I’d like to comment on two of the columnists run regularly in The News Virginian.
The “Christmas gifts” column (Dec. 23, and most, if not all, of his columns) by Steve “Doc” Troxell makes clear that this man lives an insular life, something I would not expect for a “retired university professor.” (If this is true, why isn’t the university named in his byline?)
To willy-nilly wish everyone in sight a “Merry Christmas” is akin to wishing everyone a “Happy Birthday” even though it might not be their birthday. It’s stupid.
I grew up in an area with quite a few Jewish people. In December, I would send Christmas cards only to those I was sure were Christians. Anyone I wasn’t sure of would receive a “Happy Holidays” card.
For Troxell to suggest that people “can go sit in their safe space” if they don’t like his “Merry Christmas” greetings displays an ugly arrogance that certainly is not in keeping with “the real reason” for the holiday. “Happy Holidays,” on the other hand, demonstrates respect for the religious belief of others (a First Amendment right, remember?).

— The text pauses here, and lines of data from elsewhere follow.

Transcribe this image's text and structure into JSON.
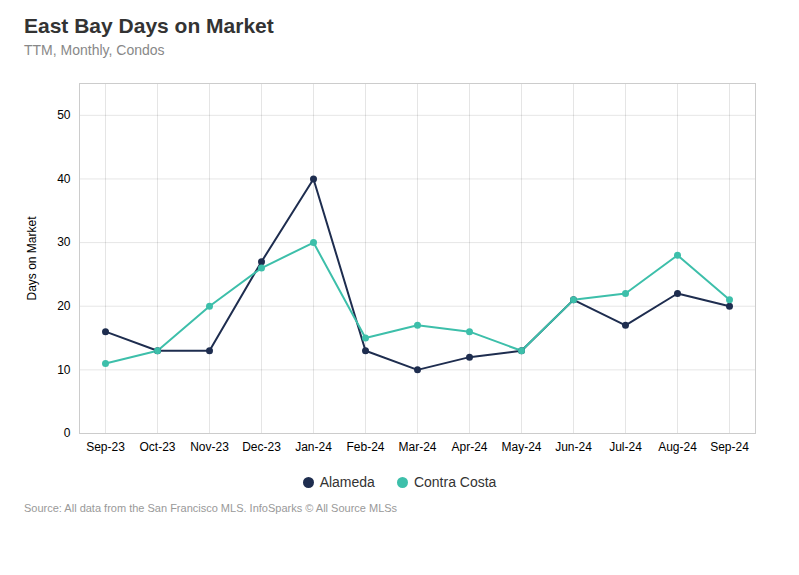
{
  "chart_data": {
    "type": "line",
    "title": "East Bay Days on Market",
    "subtitle": "TTM, Monthly, Condos",
    "ylabel": "Days on Market",
    "source": "Source:  All data from the San Francisco MLS. InfoSparks © All Source MLSs",
    "categories": [
      "Sep-23",
      "Oct-23",
      "Nov-23",
      "Dec-23",
      "Jan-24",
      "Feb-24",
      "Mar-24",
      "Apr-24",
      "May-24",
      "Jun-24",
      "Jul-24",
      "Aug-24",
      "Sep-24"
    ],
    "series": [
      {
        "name": "Alameda",
        "color": "#1e2d4f",
        "values": [
          16,
          13,
          13,
          27,
          40,
          13,
          10,
          12,
          13,
          21,
          17,
          22,
          20
        ]
      },
      {
        "name": "Contra Costa",
        "color": "#3dbfaa",
        "values": [
          11,
          13,
          20,
          26,
          30,
          15,
          17,
          16,
          13,
          21,
          22,
          28,
          21
        ]
      }
    ],
    "ylim": [
      0,
      55
    ],
    "yticks": [
      0,
      10,
      20,
      30,
      40,
      50
    ],
    "grid": true,
    "legend": "bottom",
    "marker": "circle"
  }
}
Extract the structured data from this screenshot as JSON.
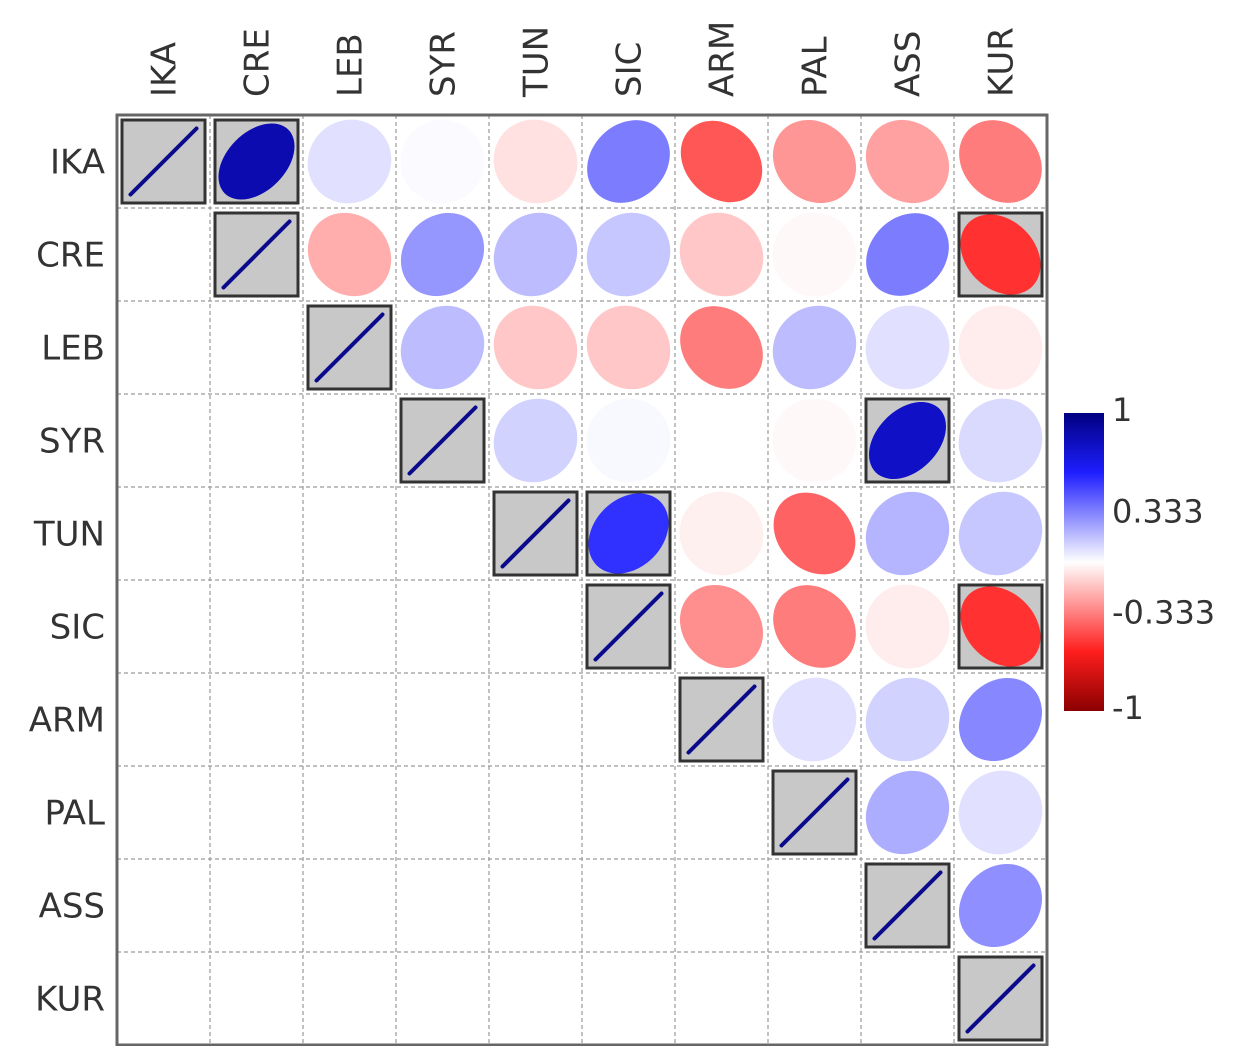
{
  "chart_data": {
    "type": "heatmap",
    "subtype": "correlation-ellipse",
    "shape": "upper-triangle",
    "title": "",
    "labels": [
      "IKA",
      "CRE",
      "LEB",
      "SYR",
      "TUN",
      "SIC",
      "ARM",
      "PAL",
      "ASS",
      "KUR"
    ],
    "matrix": [
      [
        1.0,
        0.85,
        0.08,
        0.01,
        -0.08,
        0.35,
        -0.45,
        -0.28,
        -0.25,
        -0.35
      ],
      [
        null,
        1.0,
        -0.22,
        0.28,
        0.18,
        0.15,
        -0.15,
        -0.02,
        0.35,
        -0.55
      ],
      [
        null,
        null,
        1.0,
        0.18,
        -0.15,
        -0.15,
        -0.35,
        0.18,
        0.08,
        -0.05
      ],
      [
        null,
        null,
        null,
        1.0,
        0.12,
        0.02,
        0.0,
        -0.02,
        0.78,
        0.1
      ],
      [
        null,
        null,
        null,
        null,
        1.0,
        0.55,
        -0.04,
        -0.42,
        0.2,
        0.15
      ],
      [
        null,
        null,
        null,
        null,
        null,
        1.0,
        -0.3,
        -0.35,
        -0.05,
        -0.55
      ],
      [
        null,
        null,
        null,
        null,
        null,
        null,
        1.0,
        0.08,
        0.12,
        0.32
      ],
      [
        null,
        null,
        null,
        null,
        null,
        null,
        null,
        1.0,
        0.22,
        0.08
      ],
      [
        null,
        null,
        null,
        null,
        null,
        null,
        null,
        null,
        1.0,
        0.3
      ],
      [
        null,
        null,
        null,
        null,
        null,
        null,
        null,
        null,
        null,
        1.0
      ]
    ],
    "highlighted_cells": [
      [
        "IKA",
        "CRE"
      ],
      [
        "CRE",
        "KUR"
      ],
      [
        "SYR",
        "ASS"
      ],
      [
        "TUN",
        "SIC"
      ],
      [
        "SIC",
        "KUR"
      ]
    ],
    "colorbar": {
      "range": [
        -1,
        1
      ],
      "ticks": [
        "1",
        "0.333",
        "-0.333",
        "-1"
      ],
      "colors": {
        "strong_negative": "#8b0000",
        "negative": "#ff1e1e",
        "neutral": "#ffffff",
        "positive": "#1e1eff",
        "strong_positive": "#000080"
      }
    },
    "grid": "dashed",
    "diagonal_fill": "#c8c8c8",
    "diagonal_line_color": "#0a0a8c"
  }
}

Then there’s Mark Wingfield, a pastor who should know better than to suggest the God is micromanaging all of our lives (“Living for Jesus”, Dec. 15, and many other of his columns).
When Wingfield says that God “kept [him] from car accidents” as well as from burning to death, drowning, and being shot to death, he’s suggesting that he must be a very special person. After all, the numerous folks who’ve been in car accidents, or have been burned, drowned, or shot, apparently must have deserved it!
If it’s true that “God kept His hand on [us]”, it would make us automatons instead of free-thinking beings — which Wingfield suggested in a prior column by saying Donald Trump became president because it was God’s will (which can only mean that He guided the hands of voters in the voting booth). A corollary to that would be, then, that it was God’s will for Hitler and other dictators to become their country’s leaders and thus kill millions of their countrymen.
Commentary writers (certainly retired professors) should be competent enough to employ critical, rather than inane, thinking.